I think it’s actually quite rare to have a “bad” death in a fictional context (note that this doesn’t include the events leading up to it, which can indeed be stupid and contrived). Even if you kill a character before they achieve their goals, complete their character development or resolve a conflict they have with another character, that doesn’t make their death a waste. After all, death is meant to leave behind unanswered questions and wasted potential. Its very pointlessness makes a narrative point.
If a character’s death impacts the story, it’s already meaningful in some way, and resurrecting them would only serve to strip said death of purpose and render an entire chunk of the narrative a useless digression before reverting to the status quo. If, on the other hand, a character’s death doesn’t impact the story, resurrecting them would just be a waste of time and it’s better to just move on without them.
This isn’t to say that resurrecting a character is never a good idea, but it’s harder to pull off than killing them in the first place and usually needs to be set up in advance. After all, death is real, which makes it very easy to accept and attach meaning to, while resurrection requires laying more groundwork in terms of worldbuilding and themes.
Ok but their death having an impact is often a bad thing. It impacts the story in a way that makes it worse. “Meaning” is not, in and of itself, a good thing. All good deaths have it but a bad death can too.
Like, the death of Sasha Braus in AOT was a key event in the build up to the ending because it was a key motivating force for stuff that idk if people still don’t want spoilers.
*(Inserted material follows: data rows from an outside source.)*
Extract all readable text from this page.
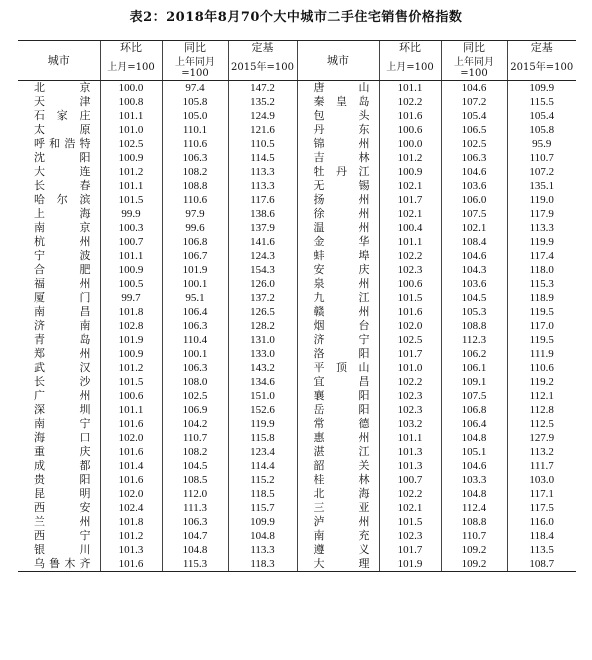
表2：2018年8月70个大中城市二手住宅销售价格指数
城市	环比	同比	定基	城市	环比	同比	定基
	上月=100	上年同月=100	2015年=100		上月=100	上年同月=100	2015年=100
北　京	100.0	97.4	147.2	唐　山	101.1	104.6	109.9
天　津	100.8	105.8	135.2	秦皇岛	102.2	107.2	115.5
石家庄	101.1	105.0	124.9	包　头	101.6	105.4	105.4
太　原	101.0	110.1	121.6	丹　东	100.6	106.5	105.8
呼和浩特	102.5	110.6	110.5	锦　州	100.0	102.5	95.9
沈　阳	100.9	106.3	114.5	吉　林	101.2	106.3	110.7
大　连	101.2	108.2	113.3	牡丹江	100.9	104.6	107.2
长　春	101.1	108.8	113.3	无　锡	102.1	103.6	135.1
哈尔滨	101.5	110.6	117.6	扬　州	101.7	106.0	119.0
上　海	99.9	97.9	138.6	徐　州	102.1	107.5	117.9
南　京	100.3	99.6	137.9	温　州	100.4	102.1	113.3
杭　州	100.7	106.8	141.6	金　华	101.1	108.4	119.9
宁　波	101.1	106.7	124.3	蚌　埠	102.2	104.6	117.4
合　肥	100.9	101.9	154.3	安　庆	102.3	104.3	118.0
福　州	100.5	100.1	126.0	泉　州	100.6	103.6	115.3
厦　门	99.7	95.1	137.2	九　江	101.5	104.5	118.9
南　昌	101.8	106.4	126.5	赣　州	101.6	105.3	119.5
济　南	102.8	106.3	128.2	烟　台	102.0	108.8	117.0
青　岛	101.9	110.4	131.0	济　宁	102.5	112.3	119.5
郑　州	100.9	100.1	133.0	洛　阳	101.7	106.2	111.9
武　汉	101.2	106.3	143.2	平顶山	101.0	106.1	110.6
长　沙	101.5	108.0	134.6	宜　昌	102.2	109.1	119.2
广　州	100.6	102.5	151.0	襄　阳	102.3	107.5	112.1
深　圳	101.1	106.9	152.6	岳　阳	102.3	106.8	112.8
南　宁	101.6	104.2	119.9	常　德	103.2	106.4	112.5
海　口	102.0	110.7	115.8	惠　州	101.1	104.8	127.9
重　庆	101.6	108.2	123.4	湛　江	101.3	105.1	113.2
成　都	101.4	104.5	114.4	韶　关	101.3	104.6	111.7
贵　阳	101.6	108.5	115.2	桂　林	100.7	103.3	103.0
昆　明	102.0	112.0	118.5	北　海	102.2	104.8	117.1
西　安	102.4	111.3	115.7	三　亚	102.1	112.4	117.5
兰　州	101.8	106.3	109.9	泸　州	101.5	108.8	116.0
西　宁	101.2	104.7	104.8	南　充	102.3	110.7	118.4
银　川	101.3	104.8	113.3	遵　义	101.7	109.2	113.5
乌鲁木齐	101.6	115.3	118.3	大　理	101.9	109.2	108.7
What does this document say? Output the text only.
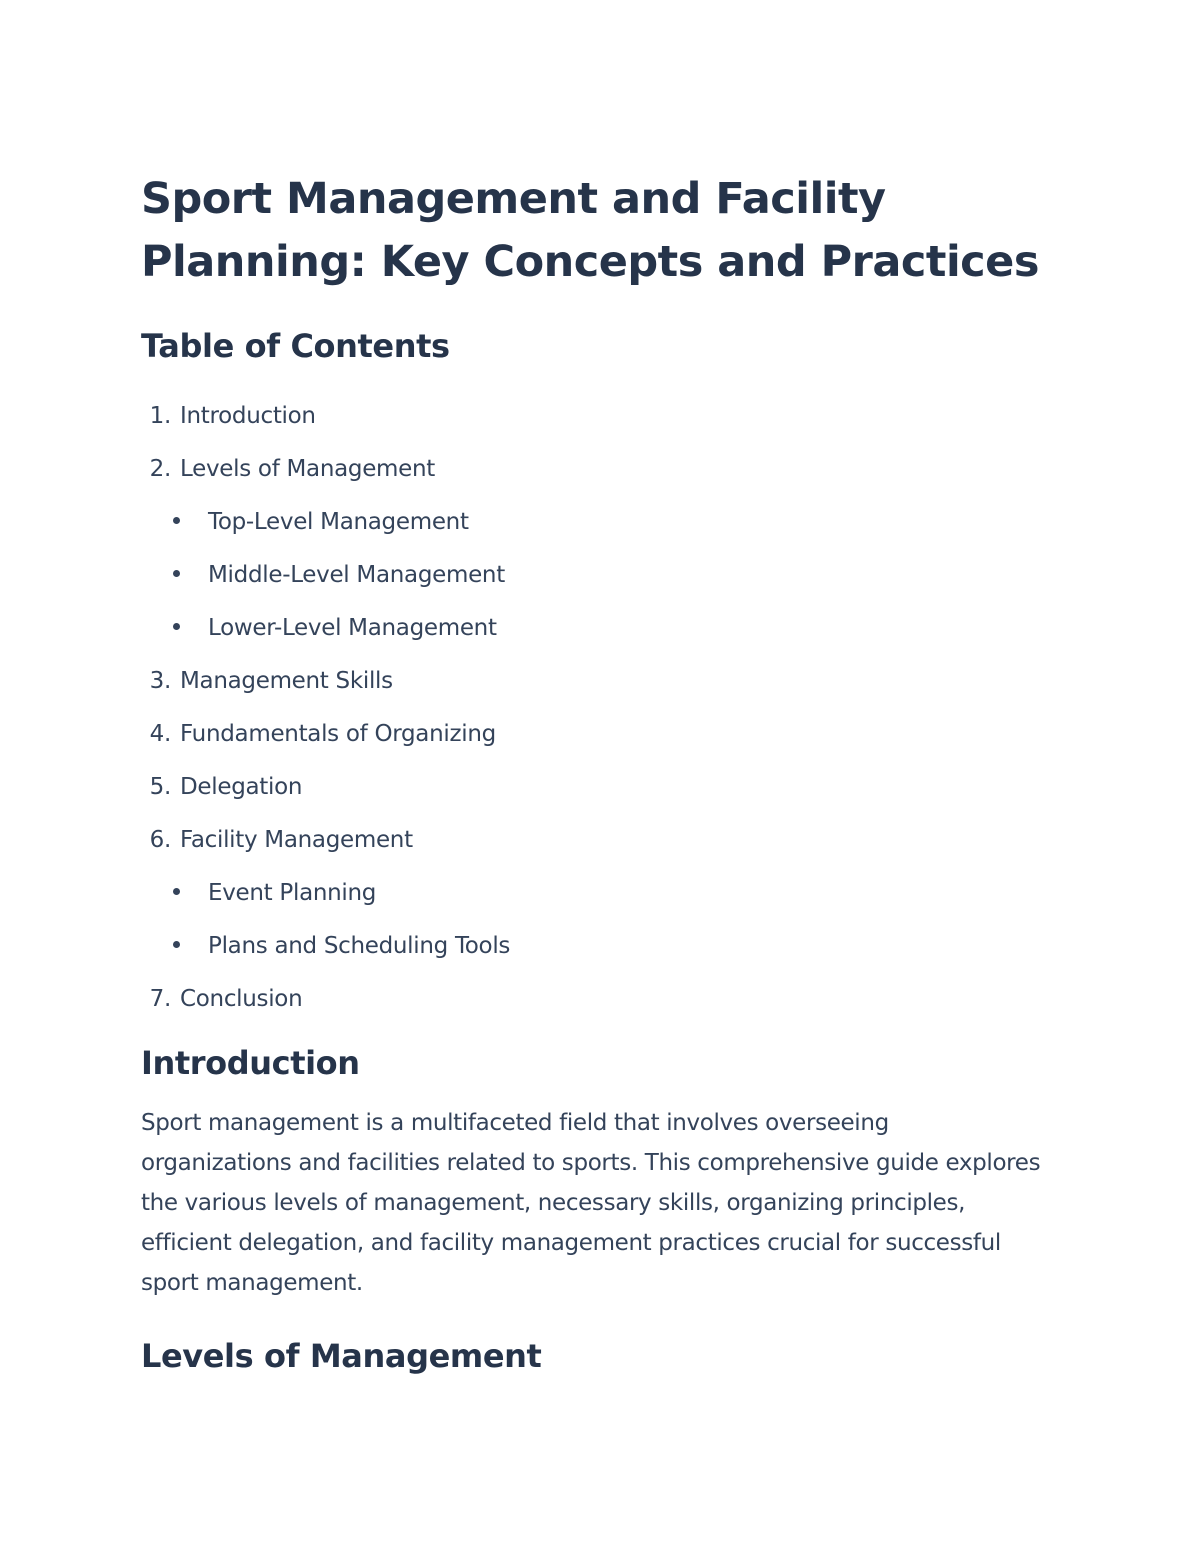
Sport Management and Facility Planning: Key Concepts and Practices
Table of Contents
1. Introduction
2. Levels of Management
Top-Level Management
Middle-Level Management
Lower-Level Management
3. Management Skills
4. Fundamentals of Organizing
5. Delegation
6. Facility Management
Event Planning
Plans and Scheduling Tools
7. Conclusion
Introduction

Sport management is a multifaceted field that involves overseeing organizations and facilities related to sports. This comprehensive guide explores the various levels of management, necessary skills, organizing principles, efficient delegation, and facility management practices crucial for successful sport management.

Levels of Management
This ending is, imo, the worst ending to an otherwise great story that I have ever seen. That death certainly had an impact but it lead up to pure, undiluted garbage. I know that it was all planned from the start, but it was still bad. Every story event that was caused by this made the plot worse. That’s definitely a meaningful death. In the worst possible way a death can be meaningful.
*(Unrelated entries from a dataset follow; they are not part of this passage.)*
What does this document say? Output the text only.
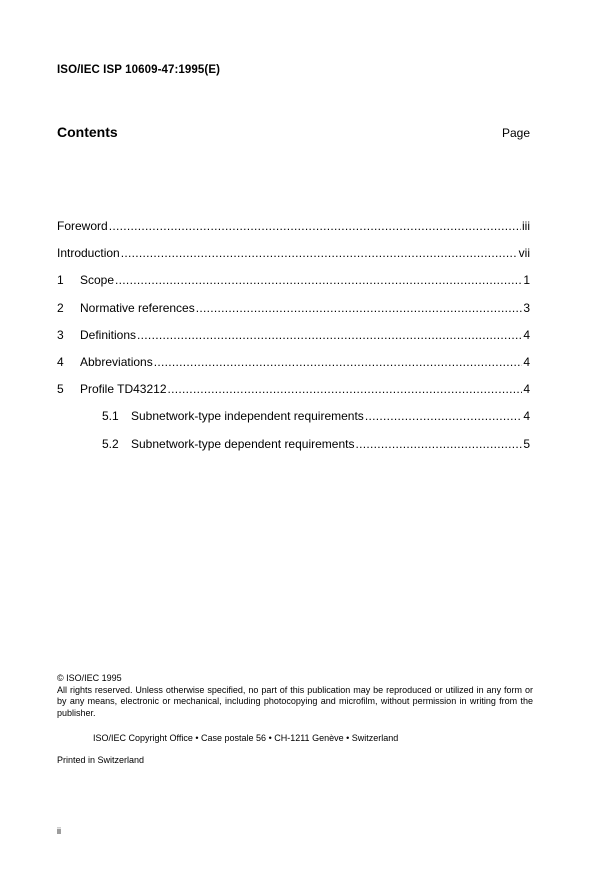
ISO/IEC ISP 10609-47:1995(E)
Contents	Page
Foreword .....	iii
Introduction .....	vii
1	Scope .....	1
2	Normative references .....	3
3	Definitions .....	4
4	Abbreviations .....	4
5	Profile TD43212 .....	4
5.1	Subnetwork-type independent requirements .....	4
5.2	Subnetwork-type dependent requirements .....	5
© ISO/IEC 1995
All rights reserved. Unless otherwise specified, no part of this publication may be reproduced or utilized in any form or by any means, electronic or mechanical, including photocopying and microfilm, without permission in writing from the publisher.
ISO/IEC Copyright Office • Case postale 56 • CH-1211 Genève • Switzerland
Printed in Switzerland
ii
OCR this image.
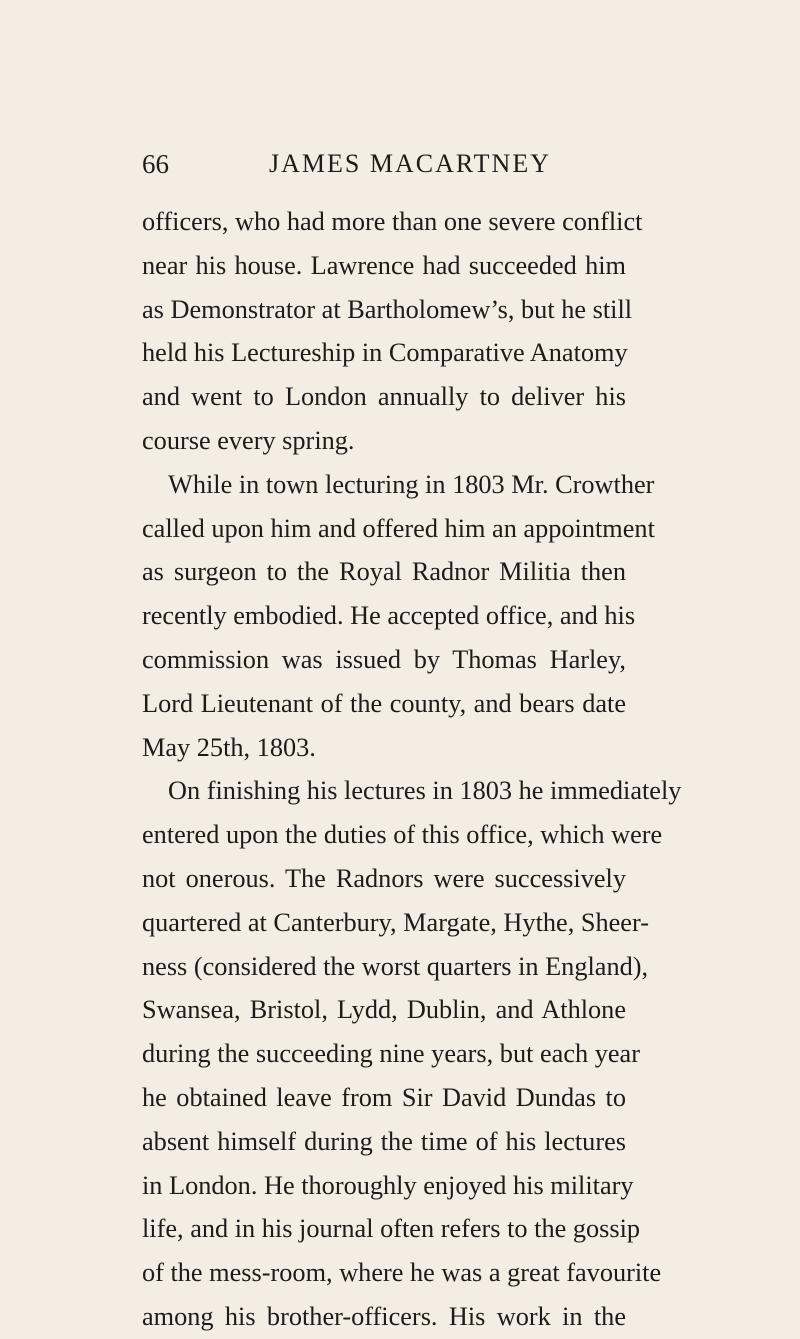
66	JAMES MACARTNEY
officers, who had more than one severe conflict
near his house. Lawrence had succeeded him
as Demonstrator at Bartholomew’s, but he still
held his Lectureship in Comparative Anatomy
and went to London annually to deliver his
course every spring.
While in town lecturing in 1803 Mr. Crowther
called upon him and offered him an appointment
as surgeon to the Royal Radnor Militia then
recently embodied. He accepted office, and his
commission was issued by Thomas Harley,
Lord Lieutenant of the county, and bears date
May 25th, 1803.
On finishing his lectures in 1803 he immediately
entered upon the duties of this office, which were
not onerous. The Radnors were successively
quartered at Canterbury, Margate, Hythe, Sheer-
ness (considered the worst quarters in England),
Swansea, Bristol, Lydd, Dublin, and Athlone
during the succeeding nine years, but each year
he obtained leave from Sir David Dundas to
absent himself during the time of his lectures
in London. He thoroughly enjoyed his military
life, and in his journal often refers to the gossip
of the mess-room, where he was a great favourite
among his brother-officers. His work in the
No, but a lack of meaning is never a good thing, and that’s the result of a poorly executed resurrection. Leaving a character alive can certainly lead to a better story than killing them off, but we’re talking about a scenario where they’ve already been killed off. The “pure, undiluted garbage” (I’ve neither read nor watched AoT, so I’ll have to take your word on this) has already happened. The story events it caused have already made the plot worse and bringing that character back does nothing to fix it.
It’s also important to look at the order in which the narrative itself was constructed. In-universe, a character’s death may make certain events occur, but the out-of-universe cause and effect is often reversed, with a character being killed off to act as a catalyst for events the author has already decided will happen. In this case, the character’s death isn’t to blame for the direction of the narrative, being merely a means of getting from point A to a predetermined point B.
In your AoT example, for instance, you don’t seem to take issue with the character death itself, but with the end it leads to. However, if it was all planned from the start, said ending wasn’t the result of the creator writing themselves into a corner due to killing of a character, instead being something they aimed for from the start. Had they changed their mind about killing the character but not ending, they would’ve simply taken a different path to get there. Conversely, if they’d changed their mind about the ending but not the character, the death would’ve set off a chain of events leading to a different ending.
In the end, the lasting consequences of a death are still under an author’s control even once the death itself has been set in stone. It’s far better to have them change and develop as the narrative continues rather than resort to a resurrection in an attempt to brute force your way out of having any consequences whatsoever.